The utilitarian error is this: it is asking, "what actions will have the most beneficial effects?" But that is the wrong question. The right question is, "What is the right thing to do?"

(Edit: there is another inconsistency in your way of thinking. If you assume there is no culpability in the universe because atoms are not culpable, neither is it worthwhile to save human lives, because there are no atoms in the universe that are worth bothering about.)

Comment author: torekp 06 May 2016 01:28:14AM 1 point [-]

Likewise, there may not be any agenty dust in the universe. But if your implied conclusion is that there are no agents in the universe, then your conclusion is false.

This. I call the inference "no X at the microlevel, therefore, no such thing as X" the Cherry Pion fallacy. (As in, no cherry pions, implies no cherry pie.) Of course more broadly speaking it's an instance of the fallacy of composition, but, this variety seems to be more tempting than most, so it merits its own moniker.

It's a shame. The OP begins with some great questions, and goes on to consider relevant observations like

When we are sad, we haven't attributed the cause of the inciting event to an agent; the cause is situational, beyond human control. When we are angry, we've attributed the cause of the event to the actions of another agent.

But from there, the obvious move is one of charitable interpretation, saying, Hey! Responsibility is declared in these sorts of situations, when an agent has caused an event that wouldn't have happened without her, so maybe, "responsibility" means something like "the agent caused an event that wouldn't have happened without her". Then one could find counterexamples to this first formulation, and come up with a new formulation that got the new (and old) examples right ... and so on.

Comment author: gjm 06 May 2016 02:06:33AM 0 points [-]
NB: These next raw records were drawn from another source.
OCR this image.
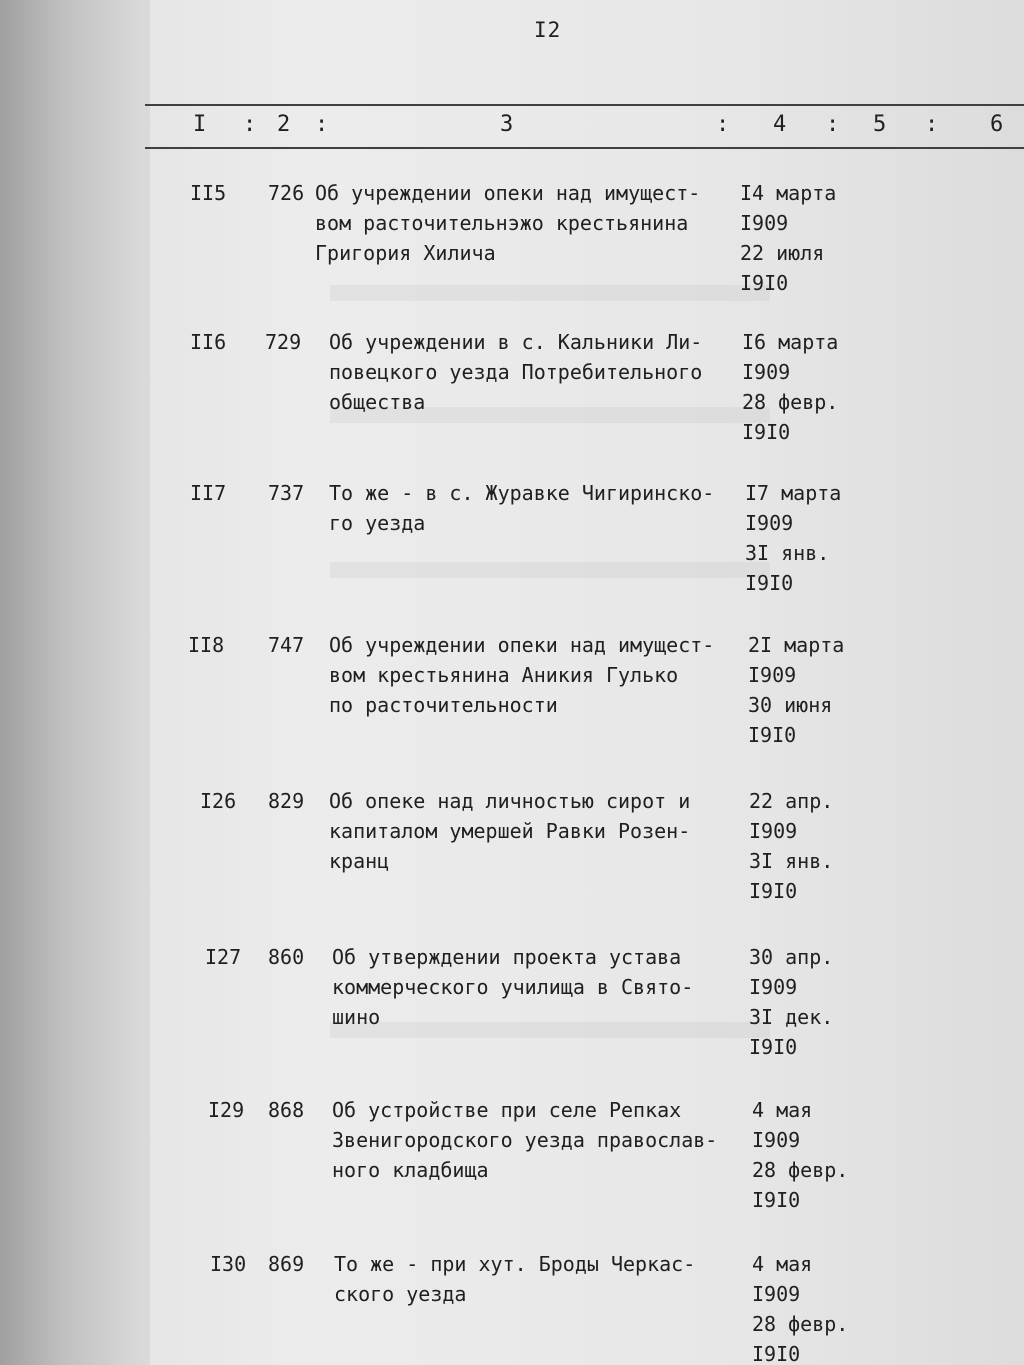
I2
I : 2 :	3	: 4 : 5 : 6
II5 726 Об учреждении опеки над имущест-
вом расточительнэжо крестьянина
Григория Хилича
I4 марта
I909
22 июля
I9I0
II6 729 Об учреждении в с. Кальники Ли-
повецкого уезда Потребительного
общества
I6 марта
I909
28 февр.
I9I0
II7 737 То же - в с. Журавке Чигиринско-
го уезда
I7 марта
I909
3I янв.
I9I0
II8 747 Об учреждении опеки над имущест-
вом крестьянина Аникия Гулько
по расточительности
2I марта
I909
30 июня
I9I0
I26 829 Об опеке над личностью сирот и
капиталом умершей Равки Розен-
кранц
22 апр.
I909
3I янв.
I9I0
I27 860 Об утверждении проекта устава
коммерческого училища в Свято-
шино
30 апр.
I909
3I дек.
I9I0
I29 868 Об устройстве при селе Репках
Звенигородского уезда православ-
ного кладбища
4 мая
I909
28 февр.
I9I0
I30 869 То же - при хут. Броды Черкас-
ского уезда
4 мая
I909
28 февр.
I9I0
The OP has explicitly denied committing the cherry pion fallacy here. I confess, though, that I'm not sure what point the OP is making by observing that grinding the universe to dust would not produce agenty dust. I can see two non-cherry-pion-fallacy-y things they might be saying -- "agency doesn't live at the microlevel, so stop looking at the microlevel for things you need to look further up for" and "agency doesn't live at the microlevel, but it's produced by the microlevel, so let's understand that and build up from there" -- but I don't see how to fit either of them into what comes before and after what the OP says about agenty dust. Gram_Stone, would you care to do some inferential-gap bridging?